In the course of the story, real Dickensism is going on. However, the story of how mentally ill patients took the place of their doctors, sending them to prison, would certainly have liked Jonathan Swift.

Throughout the first half of the picture, the viewer is tormented by the question: who is healthy in this film, and who is really sick? Is it necessary to save the hardened souls of doctors who did not consider their patients human? Knowing the background, understanding how they “treated” the unfortunate, the question involuntarily arises: maybe this is how they need it? After all, everything that happened to them is nothing more than retribution …

The uprising of patients led by Lamb, who tried to defend the right of the mentally ill to human treatment, put an end to their power. After that, it turned out that most of the patients are not crazy at all. They ended up in the hospital at the behest of their relatives. Eliza’s hysteria was due to her husband’s cruelty, and Lamb’s crime was due to a state of passion: he could not bear the suffering of the soldiers.

The problem is that Lamb is a field doctor, not a psychiatrist, and his humanism has led to almost more evil than Salt’s harsh methods – the revolution in the asylum has generated a lot of blood.

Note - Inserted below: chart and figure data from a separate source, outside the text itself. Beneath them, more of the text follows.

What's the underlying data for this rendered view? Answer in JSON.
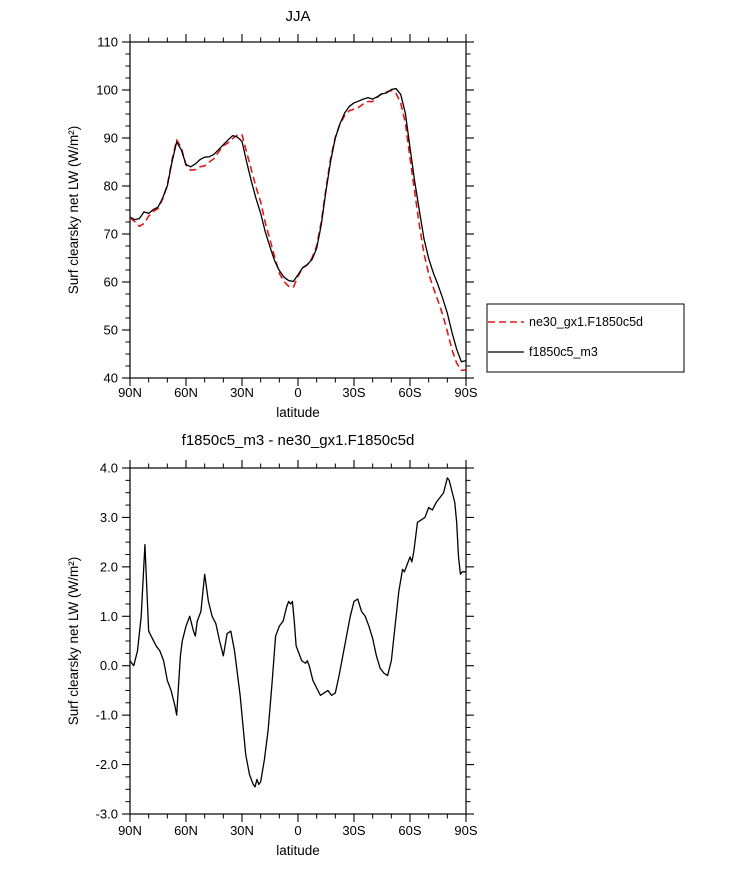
{
  "figure": {
    "background": "#ffffff",
    "frame_color": "#000000"
  },
  "chart_data": [
    {
      "id": "top",
      "type": "line",
      "title": "JJA",
      "xlabel": "latitude",
      "ylabel": "Surf clearsky net LW (W/m²)",
      "xlim": [
        90,
        -90
      ],
      "ylim": [
        40,
        110
      ],
      "grid": false,
      "xticks": [
        90,
        60,
        30,
        0,
        -30,
        -60,
        -90
      ],
      "xtick_labels": [
        "90N",
        "60N",
        "30N",
        "0",
        "30S",
        "60S",
        "90S"
      ],
      "yticks": [
        40,
        50,
        60,
        70,
        80,
        90,
        100,
        110
      ],
      "ytick_labels": [
        "40",
        "50",
        "60",
        "70",
        "80",
        "90",
        "100",
        "110"
      ],
      "x_minor_step": 10,
      "y_minor_step": 2.5,
      "legend": {
        "position": "outside-right-bottom"
      },
      "series": [
        {
          "name": "ne30_gx1.F1850c5d",
          "color": "#e21818",
          "style": "dashed",
          "dash": "7,4",
          "x": [
            90,
            87.5,
            85,
            82.5,
            80,
            77.5,
            75,
            72.5,
            70,
            67.5,
            65,
            62.5,
            60,
            57.5,
            55,
            52.5,
            50,
            47.5,
            45,
            42.5,
            40,
            37.5,
            35,
            32.5,
            30,
            27.5,
            25,
            22.5,
            20,
            17.5,
            15,
            12.5,
            10,
            7.5,
            5,
            2.5,
            0,
            -2.5,
            -5,
            -7.5,
            -10,
            -12.5,
            -15,
            -17.5,
            -20,
            -22.5,
            -25,
            -27.5,
            -30,
            -32.5,
            -35,
            -37.5,
            -40,
            -42.5,
            -45,
            -47.5,
            -50,
            -52.5,
            -55,
            -57.5,
            -60,
            -62.5,
            -65,
            -67.5,
            -70,
            -72.5,
            -75,
            -77.5,
            -80,
            -82.5,
            -85,
            -87.5,
            -90
          ],
          "y": [
            73.4,
            72.6,
            71.6,
            72.2,
            73.7,
            74.7,
            75.3,
            77.3,
            80.2,
            85.4,
            89.6,
            88.0,
            84.3,
            83.3,
            83.4,
            84.0,
            84.2,
            85.0,
            85.7,
            87.1,
            88.4,
            89.0,
            89.9,
            90.6,
            90.7,
            87.0,
            83.4,
            79.8,
            76.7,
            72.3,
            68.8,
            65.2,
            61.8,
            60.1,
            59.1,
            58.9,
            61.2,
            62.9,
            63.6,
            65.0,
            67.5,
            72.6,
            79.5,
            85.8,
            90.2,
            92.9,
            94.7,
            95.7,
            96.0,
            96.4,
            97.1,
            97.6,
            97.6,
            98.5,
            99.3,
            99.6,
            99.9,
            99.3,
            97.3,
            93.2,
            85.8,
            78.8,
            71.9,
            65.9,
            61.7,
            58.8,
            56.1,
            53.2,
            49.7,
            45.9,
            43.1,
            41.6,
            41.7
          ]
        },
        {
          "name": "f1850c5_m3",
          "color": "#000000",
          "style": "solid",
          "dash": null,
          "x": [
            90,
            87.5,
            85,
            82.5,
            80,
            77.5,
            75,
            72.5,
            70,
            67.5,
            65,
            62.5,
            60,
            57.5,
            55,
            52.5,
            50,
            47.5,
            45,
            42.5,
            40,
            37.5,
            35,
            32.5,
            30,
            27.5,
            25,
            22.5,
            20,
            17.5,
            15,
            12.5,
            10,
            7.5,
            5,
            2.5,
            0,
            -2.5,
            -5,
            -7.5,
            -10,
            -12.5,
            -15,
            -17.5,
            -20,
            -22.5,
            -25,
            -27.5,
            -30,
            -32.5,
            -35,
            -37.5,
            -40,
            -42.5,
            -45,
            -47.5,
            -50,
            -52.5,
            -55,
            -57.5,
            -60,
            -62.5,
            -65,
            -67.5,
            -70,
            -72.5,
            -75,
            -77.5,
            -80,
            -82.5,
            -85,
            -87.5,
            -90
          ],
          "y": [
            73.5,
            73.0,
            73.2,
            74.6,
            74.3,
            75.1,
            75.6,
            77.5,
            80.0,
            85.0,
            89.2,
            87.5,
            84.5,
            84.0,
            84.6,
            85.5,
            86.0,
            86.1,
            86.6,
            87.6,
            88.6,
            89.6,
            90.5,
            90.2,
            89.3,
            85.0,
            81.0,
            77.4,
            74.3,
            70.4,
            67.3,
            64.4,
            62.4,
            61.0,
            60.3,
            60.1,
            61.5,
            63.0,
            63.6,
            64.7,
            67.0,
            72.0,
            79.0,
            85.2,
            90.0,
            93.0,
            95.2,
            96.6,
            97.3,
            97.7,
            98.1,
            98.4,
            98.1,
            98.6,
            99.2,
            99.4,
            100.1,
            100.3,
            99.1,
            95.2,
            88.0,
            81.0,
            74.9,
            69.0,
            64.9,
            61.9,
            59.4,
            56.6,
            53.5,
            49.5,
            46.0,
            43.4,
            43.6
          ]
        }
      ]
    },
    {
      "id": "bottom",
      "type": "line",
      "title": "f1850c5_m3 - ne30_gx1.F1850c5d",
      "xlabel": "latitude",
      "ylabel": "Surf clearsky net LW (W/m²)",
      "xlim": [
        90,
        -90
      ],
      "ylim": [
        -3,
        4
      ],
      "grid": false,
      "xticks": [
        90,
        60,
        30,
        0,
        -30,
        -60,
        -90
      ],
      "xtick_labels": [
        "90N",
        "60N",
        "30N",
        "0",
        "30S",
        "60S",
        "90S"
      ],
      "yticks": [
        -3,
        -2,
        -1,
        0,
        1,
        2,
        3,
        4
      ],
      "ytick_labels": [
        "-3.0",
        "-2.0",
        "-1.0",
        "0.0",
        "1.0",
        "2.0",
        "3.0",
        "4.0"
      ],
      "x_minor_step": 10,
      "y_minor_step": 0.25,
      "legend": null,
      "series": [
        {
          "name": "f1850c5_m3 - ne30_gx1.F1850c5d",
          "color": "#000000",
          "style": "solid",
          "dash": null,
          "x": [
            90,
            88,
            86,
            84,
            82,
            80,
            78,
            76,
            74,
            72,
            70,
            68,
            66,
            65,
            64,
            63,
            62,
            60,
            58,
            56,
            55,
            54,
            52,
            50,
            48,
            46,
            44,
            42,
            40,
            38,
            36,
            34,
            33,
            31,
            30,
            28,
            26,
            24,
            23,
            22,
            21,
            20,
            18,
            16,
            14,
            12,
            10,
            8,
            6,
            5,
            4,
            3,
            2,
            1,
            0,
            -2,
            -4,
            -5,
            -6,
            -8,
            -10,
            -12,
            -14,
            -16,
            -18,
            -20,
            -22,
            -24,
            -26,
            -28,
            -30,
            -32,
            -34,
            -36,
            -38,
            -40,
            -42,
            -44,
            -46,
            -48,
            -50,
            -52,
            -54,
            -56,
            -57,
            -58,
            -60,
            -61,
            -62,
            -64,
            -66,
            -68,
            -70,
            -72,
            -74,
            -76,
            -78,
            -80,
            -81,
            -82,
            -84,
            -85,
            -86,
            -87,
            -88,
            -90
          ],
          "y": [
            0.1,
            0.0,
            0.3,
            1.0,
            2.45,
            0.7,
            0.55,
            0.4,
            0.3,
            0.1,
            -0.3,
            -0.5,
            -0.8,
            -1.0,
            -0.4,
            0.2,
            0.5,
            0.8,
            1.0,
            0.7,
            0.6,
            0.9,
            1.1,
            1.85,
            1.3,
            1.0,
            0.85,
            0.5,
            0.2,
            0.65,
            0.7,
            0.3,
            0.0,
            -0.6,
            -1.0,
            -1.8,
            -2.2,
            -2.4,
            -2.45,
            -2.3,
            -2.4,
            -2.35,
            -1.9,
            -1.3,
            -0.4,
            0.6,
            0.8,
            0.9,
            1.2,
            1.3,
            1.25,
            1.3,
            0.9,
            0.4,
            0.3,
            0.1,
            0.05,
            0.1,
            0.0,
            -0.3,
            -0.45,
            -0.6,
            -0.55,
            -0.5,
            -0.6,
            -0.55,
            -0.2,
            0.2,
            0.6,
            1.0,
            1.3,
            1.35,
            1.1,
            1.0,
            0.8,
            0.55,
            0.2,
            -0.05,
            -0.15,
            -0.2,
            0.1,
            0.8,
            1.5,
            1.95,
            1.9,
            2.0,
            2.2,
            2.1,
            2.3,
            2.9,
            2.95,
            3.0,
            3.2,
            3.15,
            3.3,
            3.4,
            3.5,
            3.8,
            3.75,
            3.6,
            3.3,
            2.9,
            2.2,
            1.85,
            1.9,
            1.9
          ]
        }
      ]
    }
  ]
}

dancing in whiteFrame from the film.

The essence of the film can be understood if you know something about the era in which the action takes place. We are talking about the decline of the “Victorian days” and the beginning of an era when “punitive psychiatry” was used with might and main. Moreover, not only in individual families, but also on a national scale. Only its offspring, a bloody revolution, could end this madness. Alas, it cannot give rise to a normal healthy society …

The protagonist of Stonehearst Asylum is also not a doctor. At the end of the picture, it turns out that he is also a mentally ill person. However, is this true? Throughout the film, he acted quite reasonably. Moreover, his personal way – to try to understand a sick person – worked and bore fruit. His feelings for Elise and his rejection of violence also indicate that he is normal. It can be assumed that he (like her) is a victim of circumstances and society. The real Newgate mentioned that he was a pathological liar, and no one knew his name. Maybe he had reasons to hide his identity? In any case, after leaving the “Cursed Hall”, he recovered.

In the flames of the fire, the old, terrible was destroyed. A new hospital has grown on the site of Stonehearst Asylum – a calm, peaceful place. The time of “torture” and humiliation of human dignity is over. Sick people are treated by real doctors. So it should be and so it will be.

entrance to the hospitalFrame from the film.

Similar films

Here are a few more films similar in meaning to Stonehearst Asylum:

  • Shutter Island (USA, 2009). A patient disappears in a clinic for the criminally insane. Two bailiffs are sent to investigate the case.
  • “Health Cure” (Germany, Luxembourg, USA, 2017). A young man arrives at a clinic in the Swiss Alps to persuade the head of a firm to return home. Unexpectedly, he discovers that the treatment here is, to put it mildly, strange.
  • “Raven” (USA, Spain, Hungary, 2011). A mysterious serial killer commits crimes based on the works of a famous writer. He undertakes to find him and call him to account.